Distributed Computing experiments

Comparison of different setups for remote distributed computing to analyze real time Twitter data.

We performed an empirical analysis of the computation time for processing Twitter data. The task was to compute the \(n\) most used hashtags in a dataset of tweets of variable size, downloaded using Twitter’s API.

The setups to be compared were using a single machine (M5D.2XLARGE, with 8 CPUs, 32GB of memory and 8GB of hard drive space, running Ubuntu 18.04) and a cluster of 4 identical ones. All instances were running remotely in AWS. The former setup uses a simple sequential Python program, while the latter is using a version adapted for a distributed environment using Spark.

Project image

The measured times show that, as expected, the computation time for the sequential setup (red) grows linearly with the size of the dataset and so does the distributed case (blue), but with a slope of 1/4 of the original.

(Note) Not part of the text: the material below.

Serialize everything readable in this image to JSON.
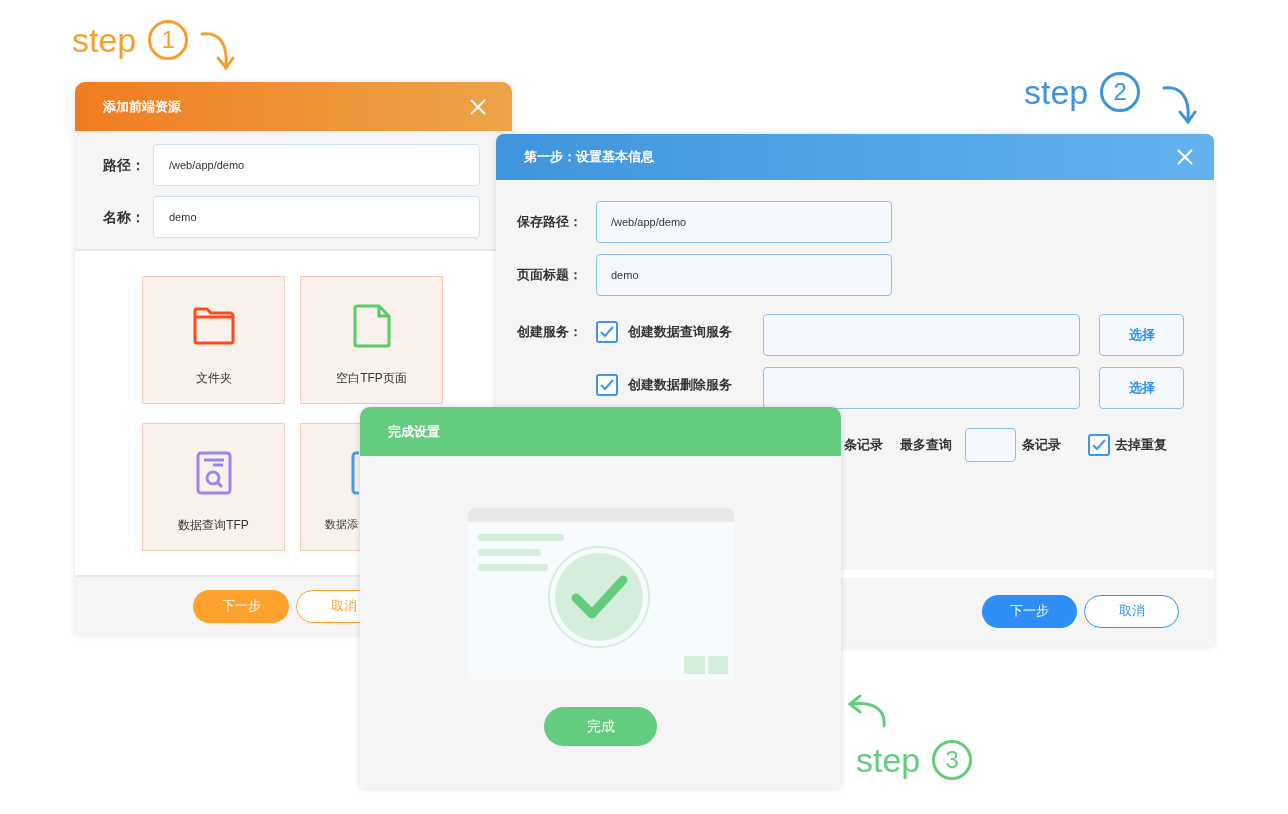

The vertical axis corresponds to the computation time (in seconds), while the horizontal one is a replication hyperparameter \(r\) proportional to the size of the dataset (the total size is \(r \times 5.76\)MB, with the last value of \(r=900\) corresponding roughly to a dataset of 5GB, close to the limit for the machines’ disk space).

It can also be seen that for small values of \(r\) (i.e. few data) the sequential case is faster, since the speedup gained by distributing the computation does not compensate its overhead. But as soon as the data grows this overhead is negligible and the distributed version’s performance is much faster.